Налетел легкий ветер, погладил ее по лицу, грустно, ласково, словно напоминая о чем-то. Жизнь проходит, повторяла она про себя; но не родителей она жалела, которые прожили век свой красиво, спокойно и благородно, всегда вместе, и в радости, и в печали, — она жалела себя, потому что вечно была недовольна, хотела отсюда вырваться, как из тюрьмы, искала что-то лучшее, новое, интересное. Хотя счастлива была только здесь. Эта скука, и тишина, и отсутствие всяких событий — все, что тут ее окружало, и было, оказывается, счастье. И находилось оно тут, в этом доме, в этом саду.

Под лестницей, возле угла дома, чернела ниша, куда складывали сушняк; здесь они с сестрами играли когда-то в прятки. Вилма встала, в темноте подошла к нише, заглянула туда. Как в детстве, пахнуло оттуда прелой листвой — и щемящая грусть вдруг сдавила ей горло. И сверчки пиликали, тоже как в детстве.

«Что со мной стало?..» — думала Вилма, вновь садясь на скамью.

9

Иштван каждый день просматривал почту в надежде, что получит письмо от нее. Но ни письма, ни даже открытки не было.

Лишь сейчас начал он понимать, как ему не хватает Вилмы. В минуту откровенности с самим собой он вынужден был признаться, что ждет ее возвращения, ждет, когда они опять смогут поговорить. Может быть, там, вдалеке, она уже по-другому все видит; может, теперь прояснится как-то их ситуация?

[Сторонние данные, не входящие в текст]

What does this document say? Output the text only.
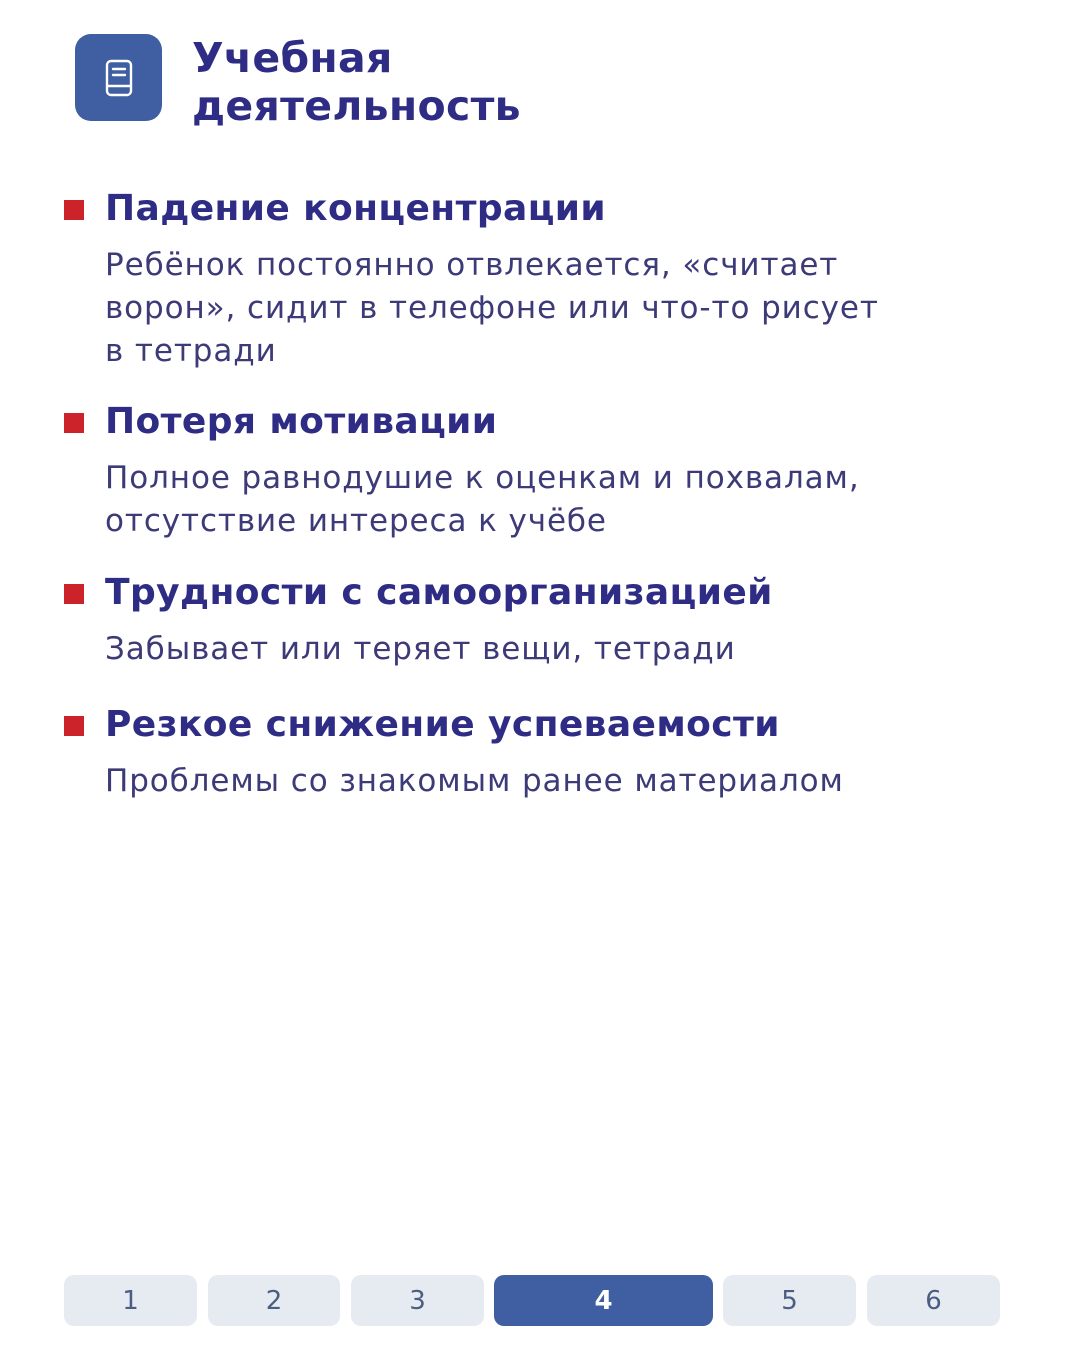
Учебная
деятельность
Падение концентрации
Ребёнок постоянно отвлекается, «считает
ворон», сидит в телефоне или что-то рисует
в тетради
Потеря мотивации
Полное равнодушие к оценкам и похвалам,
отсутствие интереса к учёбе
Трудности с самоорганизацией
Забывает или теряет вещи, тетради
Резкое снижение успеваемости
Проблемы со знакомым ранее материалом
1	2	3	4	5	6
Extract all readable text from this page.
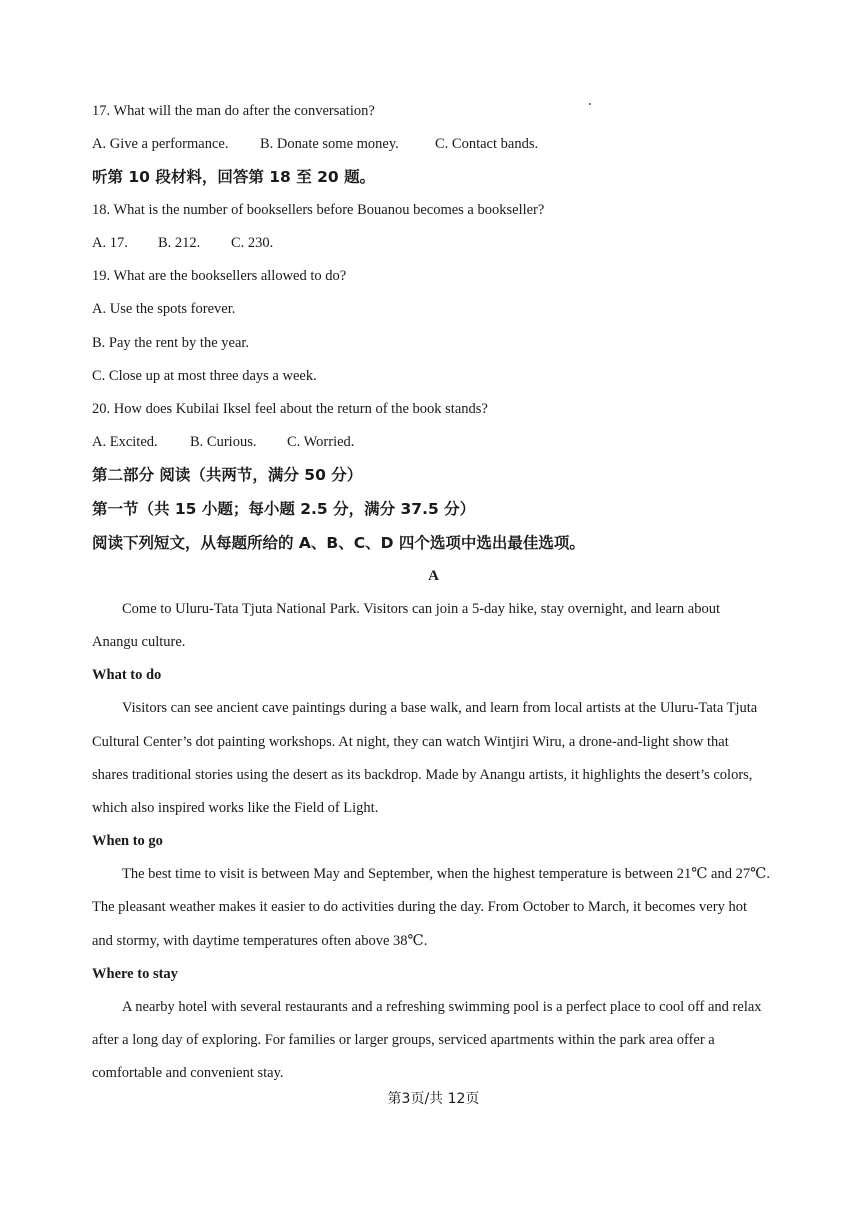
17. What will the man do after the conversation?
A. Give a performance. B. Donate some money. C. Contact bands.
听第 10 段材料，回答第 18 至 20 题。
18. What is the number of booksellers before Bouanou becomes a bookseller?
A. 17. B. 212. C. 230.
19. What are the booksellers allowed to do?
A. Use the spots forever.
B. Pay the rent by the year.
C. Close up at most three days a week.
20. How does Kubilai Iksel feel about the return of the book stands?
A. Excited. B. Curious. C. Worried.
第二部分 阅读（共两节，满分 50 分）
第一节（共 15 小题；每小题 2.5 分，满分 37.5 分）
阅读下列短文，从每题所给的 A、B、C、D 四个选项中选出最佳选项。
A
Come to Uluru-Tata Tjuta National Park. Visitors can join a 5-day hike, stay overnight, and learn about
Anangu culture.
What to do
Visitors can see ancient cave paintings during a base walk, and learn from local artists at the Uluru-Tata Tjuta
Cultural Center’s dot painting workshops. At night, they can watch Wintjiri Wiru, a drone-and-light show that
shares traditional stories using the desert as its backdrop. Made by Anangu artists, it highlights the desert’s colors,
which also inspired works like the Field of Light.
When to go
The best time to visit is between May and September, when the highest temperature is between 21℃ and 27℃.
The pleasant weather makes it easier to do activities during the day. From October to March, it becomes very hot
and stormy, with daytime temperatures often above 38℃.
Where to stay
A nearby hotel with several restaurants and a refreshing swimming pool is a perfect place to cool off and relax
after a long day of exploring. For families or larger groups, serviced apartments within the park area offer a
comfortable and convenient stay.
第3页/共 12页
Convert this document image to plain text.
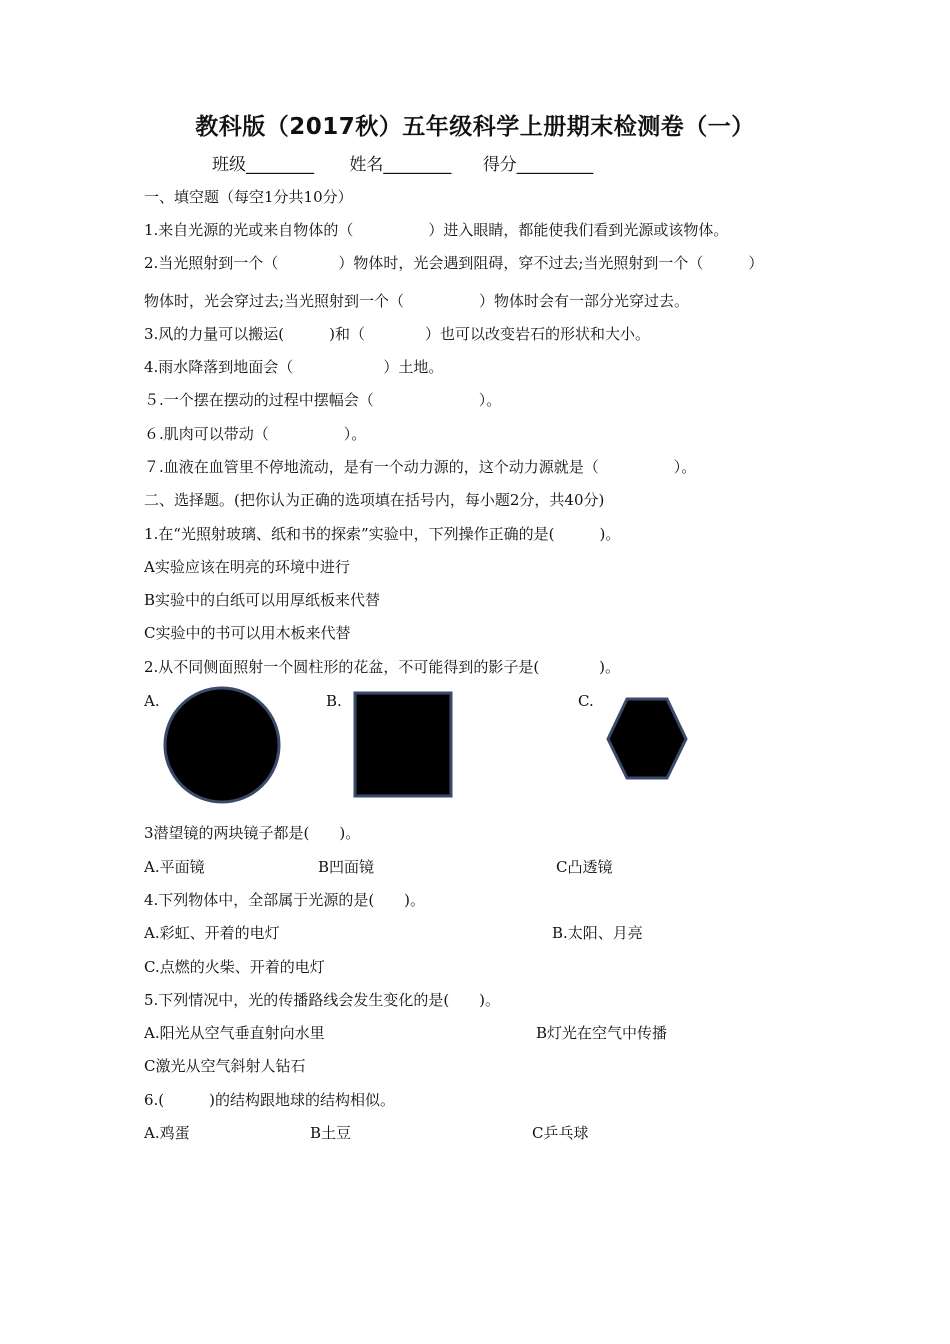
教科版（2017秋）五年级科学上册期末检测卷（一）
班级________ 姓名________ 得分_________
一、填空题（每空1分共10分）
1.来自光源的光或来自物体的（　　　　　）进入眼睛，都能使我们看到光源或该物体。
2.当光照射到一个（　　　　）物体时，光会遇到阻碍，穿不过去;当光照射到一个（　　　）
物体时，光会穿过去;当光照射到一个（　　　　　）物体时会有一部分光穿过去。
3.风的力量可以搬运(　　　)和（　　　　）也可以改变岩石的形状和大小。
4.雨水降落到地面会（　　　　　　）土地。
５.一个摆在摆动的过程中摆幅会（　　　　　　　）。
６.肌肉可以带动（　　　　　）。
７.血液在血管里不停地流动，是有一个动力源的，这个动力源就是（　　　　　）。
二、选择题。(把你认为正确的选项填在括号内，每小题2分，共40分)
1.在“光照射玻璃、纸和书的探索”实验中，下列操作正确的是(　　　)。
A实验应该在明亮的环境中进行
B实验中的白纸可以用厚纸板来代替
C实验中的书可以用木板来代替
2.从不同侧面照射一个圆柱形的花盆，不可能得到的影子是(　　　　)。
A.	B.	C.
3潜望镜的两块镜子都是(　　)。
A.平面镜	B凹面镜	C凸透镜
4.下列物体中，全部属于光源的是(　　)。
A.彩虹、开着的电灯	B.太阳、月亮
C.点燃的火柴、开着的电灯
5.下列情况中，光的传播路线会发生变化的是(　　)。
A.阳光从空气垂直射向水里	B灯光在空气中传播
C激光从空气斜射人钻石
6.(　　　)的结构跟地球的结构相似。
A.鸡蛋	B土豆	C乒乓球
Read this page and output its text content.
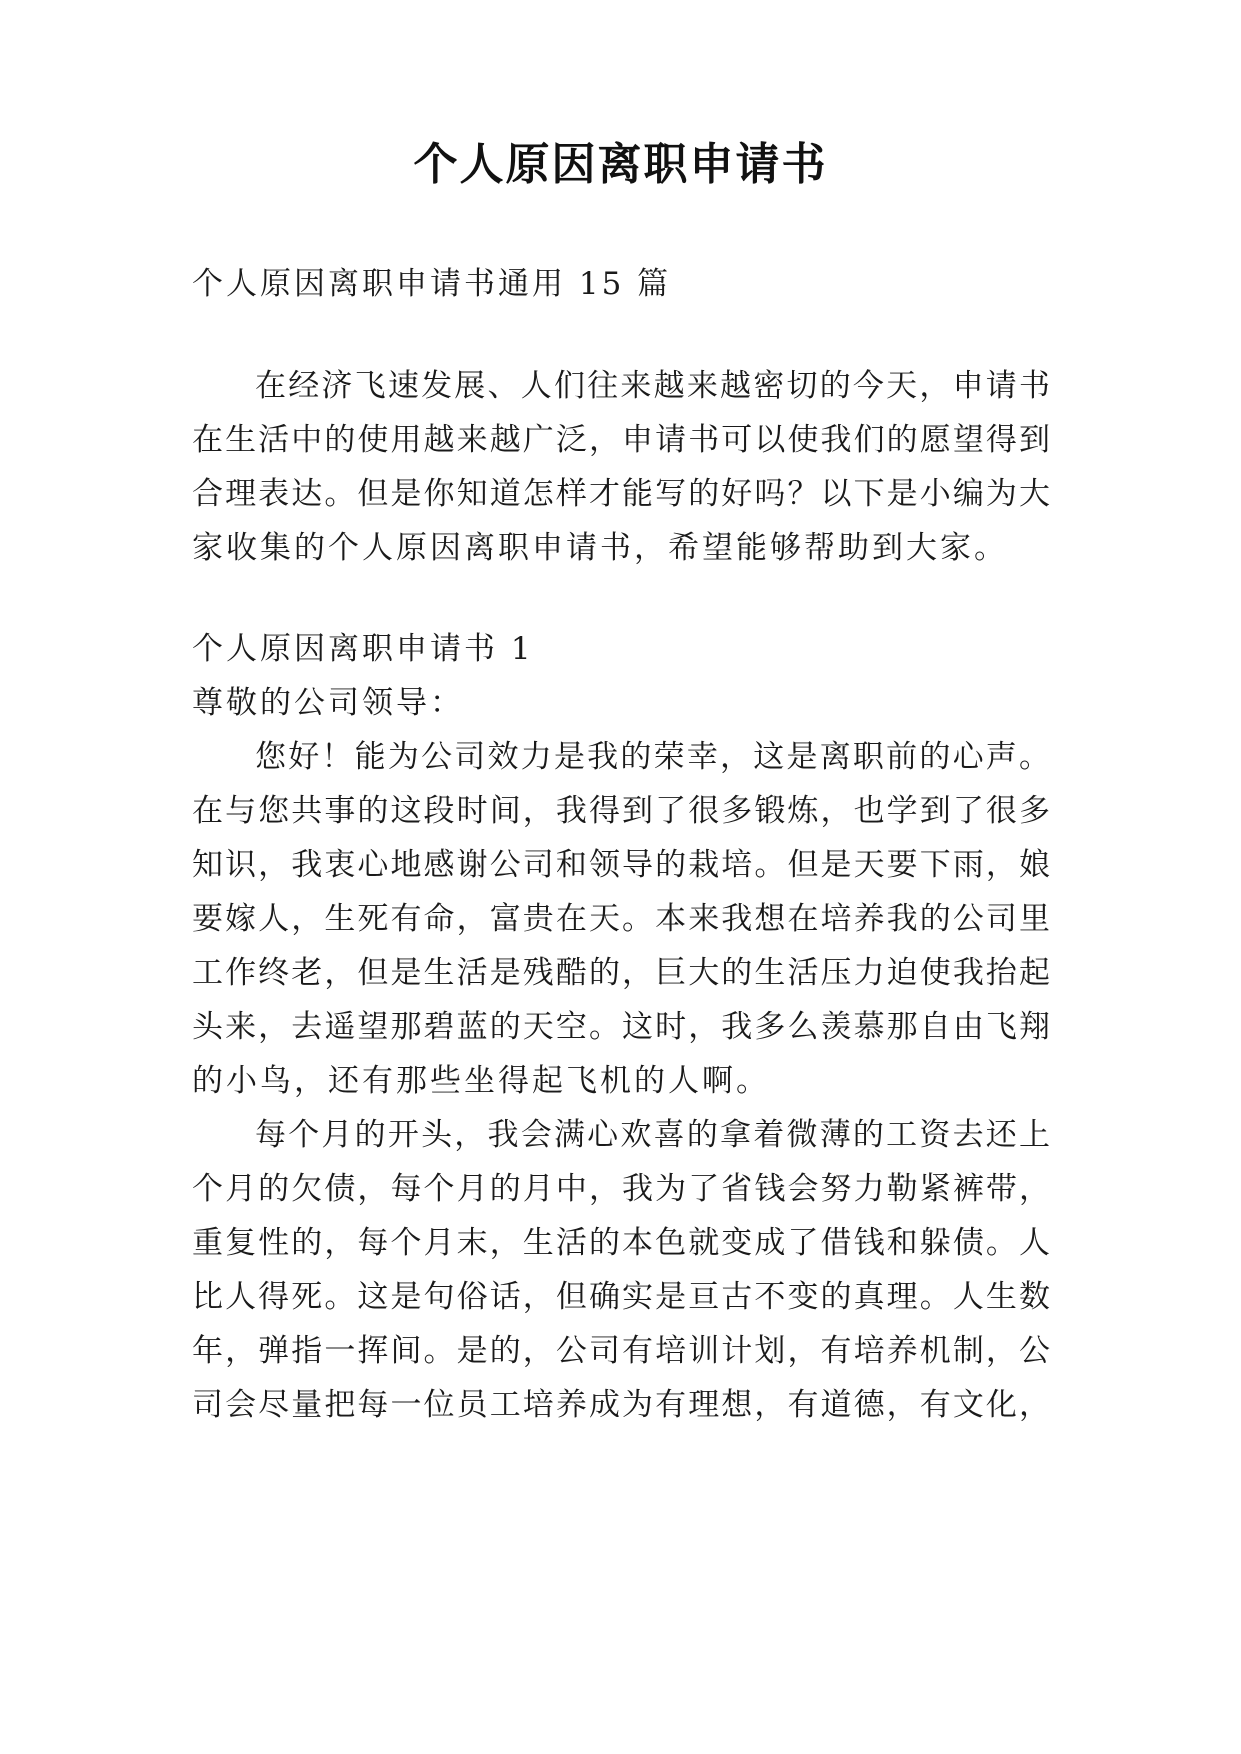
个人原因离职申请书
个人原因离职申请书通用 15 篇
在经济飞速发展、人们往来越来越密切的今天，申请书
在生活中的使用越来越广泛，申请书可以使我们的愿望得到
合理表达。但是你知道怎样才能写的好吗？以下是小编为大
家收集的个人原因离职申请书，希望能够帮助到大家。
个人原因离职申请书 1
尊敬的公司领导：
您好！能为公司效力是我的荣幸，这是离职前的心声。
在与您共事的这段时间，我得到了很多锻炼，也学到了很多
知识，我衷心地感谢公司和领导的栽培。但是天要下雨，娘
要嫁人，生死有命，富贵在天。本来我想在培养我的公司里
工作终老，但是生活是残酷的，巨大的生活压力迫使我抬起
头来，去遥望那碧蓝的天空。这时，我多么羡慕那自由飞翔
的小鸟，还有那些坐得起飞机的人啊。
每个月的开头，我会满心欢喜的拿着微薄的工资去还上
个月的欠债，每个月的月中，我为了省钱会努力勒紧裤带，
重复性的，每个月末，生活的本色就变成了借钱和躲债。人
比人得死。这是句俗话，但确实是亘古不变的真理。人生数
年，弹指一挥间。是的，公司有培训计划，有培养机制，公
司会尽量把每一位员工培养成为有理想，有道德，有文化，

Стояло душное будапештское лето. Гостиничный номер на пятом этаже, где жил Иштван, за день прогревался насквозь, в нем нечем было дышать, как в свинцовых венецианских камерах. Иштван днем задергивал шторы, закрывал ставни и спал. Вставал он лишь к вечеру, когда неподвижная желтая духота начинала слабеть и рассеиваться. По Кольцу проносился ветер, шевеля кроны акаций, перебирая уличный мусор, ржавые листья, рекламные объявления, которые в течение дня люди бросали на тротуар. Загорались огни; в серых сумерках вдруг возникала пылающая звезда или красный рекламный змей. Иштван, открыв окно, смотрел на вечернюю жизнь города.

Он не знал, куда себя деть. Спустившись вниз, гулял по проспекту Ракоци, по этой ужасной, зловещей и такой будапештской улице, словно вобравшей в себя всю столицу. Вокруг громоздились, теснили друг друга сапожные и портняжные заведения. Характер проспекта менялся через каждые пять — десять метров. Из жары Иштван попадал в холод и вздрагивал от озноба. Были места, напоминавшие неаполитанские улочки, потом он вдруг оказывался словно бы в пригороде Парижа, затем шел квартал венских кабаре или русских трактиров.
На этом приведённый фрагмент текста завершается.